Date and time: February 24, 2026 | 1:00 to 2:00 Eastern Time / 12:00 to 1:00 Central Time
Language: English
Synopsis
This presentation will explore vector modelling and what it tells us about potential vector range expansion due to climate change. In response to several vector modelling initiatives that include BC, an overview of several different active and passive tick and mosquito surveillance programs that the BC Centre for Disease Control has been engaged with will be presented. These projects include active tick surveillance in the province (field work and ticks off birds), passive tick surveillance in companion animals and mosquito surveillance on Vancouver Island and the Sea to Sky region.
Learning Objectives
- Vector models under climate change.
- Recent active and passive vector surveillance projects that have taken place in BC.

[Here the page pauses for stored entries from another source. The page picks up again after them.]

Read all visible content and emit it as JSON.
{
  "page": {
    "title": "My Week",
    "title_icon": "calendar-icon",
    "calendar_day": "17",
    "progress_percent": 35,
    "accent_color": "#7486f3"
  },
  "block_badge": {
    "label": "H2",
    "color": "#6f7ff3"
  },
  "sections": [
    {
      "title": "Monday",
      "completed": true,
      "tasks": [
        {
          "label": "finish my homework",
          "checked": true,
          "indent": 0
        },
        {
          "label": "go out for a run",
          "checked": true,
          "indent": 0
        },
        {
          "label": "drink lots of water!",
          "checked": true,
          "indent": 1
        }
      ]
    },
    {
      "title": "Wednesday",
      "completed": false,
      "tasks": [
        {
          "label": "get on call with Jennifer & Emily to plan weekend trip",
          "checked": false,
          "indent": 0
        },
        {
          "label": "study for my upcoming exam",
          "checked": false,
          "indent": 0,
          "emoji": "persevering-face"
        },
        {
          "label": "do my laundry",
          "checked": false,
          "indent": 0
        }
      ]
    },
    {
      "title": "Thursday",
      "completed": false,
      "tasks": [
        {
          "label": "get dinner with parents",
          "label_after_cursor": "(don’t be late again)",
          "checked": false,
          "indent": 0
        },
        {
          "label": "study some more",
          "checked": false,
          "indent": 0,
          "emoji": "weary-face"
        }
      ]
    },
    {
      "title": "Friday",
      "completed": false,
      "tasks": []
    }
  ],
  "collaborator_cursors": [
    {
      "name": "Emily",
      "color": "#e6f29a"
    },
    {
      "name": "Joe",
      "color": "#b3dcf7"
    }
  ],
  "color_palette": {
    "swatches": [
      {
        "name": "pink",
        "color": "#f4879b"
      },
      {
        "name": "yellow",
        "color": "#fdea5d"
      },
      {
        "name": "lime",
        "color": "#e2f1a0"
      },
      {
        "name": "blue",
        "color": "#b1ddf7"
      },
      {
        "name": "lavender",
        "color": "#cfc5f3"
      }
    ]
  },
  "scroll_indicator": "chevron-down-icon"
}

- The need/value of vector surveillance.
Speaker
Stefan Iwasawa

Stefan Iwasawa BSc has been the Vector Specialist at the BC Center for Disease Control for the last two and a half years. Prior to this he was a project coordinator for the Ticks and Climate Change 3-West project that was a One Health initiative funded by the Public Health Agency of Canada focused on the impacts of climate change on tick-borne disease in Alberta, British Columbia and Saskatchewan. For the last 17 years he was also a project coordinator at the Centre for Coastal Health focusing on a diverse range of One Health projects. He got his first taste of tick sampling while on a field school in Belize Central America and took part in several years of West Nile virus surveillance in BC.